Close Sesame?


Published May 1, 1997

The American Enterprise

PBS: Behind the Screen
By Laurence Jarvik,
Forum, 336 pages, $25

Like many other viewers, I have enjoyed Upstairs, Downstairs and Milton Friedman’s Free to Choose on public television. My toddler grandchildren have been transfixed by Big Bird and Barney. But should these and other less worthy PBS offerings—viewed on a given day by only about two percent of the American public—receive tax money from Washington?

In his carefully documented book, Laurence Jarvik, cultural studies fellow at the Capital Research Center, provides a critical analysis of the origin and significance of PBS. He identifies its three founders as former CBS News producer Fred Friendly, Ford Foundation president McGeorge Bundy, and John W. Gardner, who, like Bundy, was a foundation executive and a high federal official in the 1960s.

Jarvik argues that PBS was an instrument of the Great Society, serving as both a messenger and the message of what big government should do to uplift the American people. Like the Kennedy Center and the National Endowments for the Arts and Humanities, PBS promotes the agenda of the liberal political-cultural elite. While other Great Society programs dispense food stamps and cash, PBS dispenses ideas. Money as such may be neutral, but ideas are not—they have moral consequences. And a free society is jeopardized when its government promotes a particular ideological agenda, especially one that impinges on matters of taste and conscience. Jarvik makes a strong case, though bias admittedly is sometimes in the eye of the beholder.

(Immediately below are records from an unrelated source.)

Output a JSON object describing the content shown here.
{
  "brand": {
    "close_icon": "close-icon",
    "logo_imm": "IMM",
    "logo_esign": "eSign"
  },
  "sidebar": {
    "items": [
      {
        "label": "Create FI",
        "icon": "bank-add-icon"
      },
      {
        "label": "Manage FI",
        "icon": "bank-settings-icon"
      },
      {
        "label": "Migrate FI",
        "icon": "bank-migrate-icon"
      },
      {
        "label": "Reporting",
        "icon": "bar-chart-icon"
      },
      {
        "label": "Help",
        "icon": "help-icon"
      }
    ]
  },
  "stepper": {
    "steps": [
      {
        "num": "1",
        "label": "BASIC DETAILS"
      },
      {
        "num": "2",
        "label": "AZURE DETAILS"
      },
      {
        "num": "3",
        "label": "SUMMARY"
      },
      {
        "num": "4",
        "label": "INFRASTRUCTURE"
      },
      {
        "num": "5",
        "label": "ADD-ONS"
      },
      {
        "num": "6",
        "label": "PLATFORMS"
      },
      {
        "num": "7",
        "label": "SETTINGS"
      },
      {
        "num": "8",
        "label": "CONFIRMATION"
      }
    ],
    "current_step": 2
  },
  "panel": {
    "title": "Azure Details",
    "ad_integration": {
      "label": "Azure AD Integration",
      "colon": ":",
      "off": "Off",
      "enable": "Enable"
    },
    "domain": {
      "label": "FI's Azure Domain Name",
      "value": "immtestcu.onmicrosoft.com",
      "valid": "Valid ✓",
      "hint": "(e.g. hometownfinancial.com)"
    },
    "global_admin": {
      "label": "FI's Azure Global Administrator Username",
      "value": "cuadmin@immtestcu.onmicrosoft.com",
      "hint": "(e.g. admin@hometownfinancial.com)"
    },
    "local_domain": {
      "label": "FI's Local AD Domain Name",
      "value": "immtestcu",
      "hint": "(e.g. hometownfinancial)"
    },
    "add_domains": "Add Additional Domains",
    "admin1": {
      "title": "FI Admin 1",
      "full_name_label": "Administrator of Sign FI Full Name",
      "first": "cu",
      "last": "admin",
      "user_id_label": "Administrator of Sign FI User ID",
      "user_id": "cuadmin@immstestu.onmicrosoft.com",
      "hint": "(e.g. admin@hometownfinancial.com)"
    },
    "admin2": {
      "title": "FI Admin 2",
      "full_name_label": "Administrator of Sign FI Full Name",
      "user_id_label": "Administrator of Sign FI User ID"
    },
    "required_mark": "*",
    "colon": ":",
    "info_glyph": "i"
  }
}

In 1961, Jack Kennedy’s FCC chairman, Newton Minow, called commercial TV a “vast wasteland.” In his view, the three profit-driven networks could not provide what was best for the American people. Like Gardner, he argued that “excellence” could be promoted by a cultural elite willing to stand up to the mediocrity encouraged by market forces. What was needed was a non-profit network committed to the public good. The answer, PBS, has received both federal funds and hundreds of millions of dollars from the Ford Foundation, among others. Its major program decisions have been determined by a largely self-anointed club made up of officials of PBS and big foundations, with the tacit though increasingly critical approval of Congress. To an alarming extent, says Jarvik, PBS has been an instrument of liberal Democrats.

As a hybrid government-foundation fiefdom, PBS may have helped to correct some of the banality of Minow’s “vast wasteland.” Certainly it has broadcast fine cultural and educational offerings. But many of its programs have carried a liberal bias. Even its nature specials often take a particular environmentalist slant, without providing countervailing views. Inevitably, PBS became an ideological combatant in the cultural war.

So how did Milton Friedman’s Free to Choose come to be numbered among such PBS miniseries blockbusters as Kenneth Clark’s Civilization (1970), Carl Sagan’s Cosmos (1980), and Ken Burns’s Civil War (1990)? The anomaly apparently resulted from a fortuitous coming together of Robert Chitester, station manager of WQLN in Erie, Pennsylvania, and Allen Wallis, a Corporation for Public Broadcasting member. Both wanted to rebut the PBS showing of John Kenneth Galbraith’s Age of Uncertainty, which Chitester called a socialist, redistributionist, big-government tract.

Wallis convinced Friedman to do the series and Chitester became its producer. The project received only tepid support and no money from PBS, but it won grants from the Scaife, Olin, Reader’s Digest, and other foundations, and after a protracted internal struggle—recounted here in convincing detail—PBS agreed to air Free To Choose. It became a smashing success despite the bad time slot given it by the network.

Documenting the “corrosive effect of federal dollars on the system,” Jarvik concludes that America is not getting its money’s worth from PBS expenditures of $2 billion a year (only 14 percent directly from the federal treasury). If the subsidy were terminated and PBS vanished, the highly profitable Sesame Street and most other programs would be scooped up by other broadcasters. This would end PBS “propaganda,” to use Jarvik’s word, and free up the competition of ideas. The “vast wasteland” would be a vast supermarket unencumbered by government-sponsored ideology.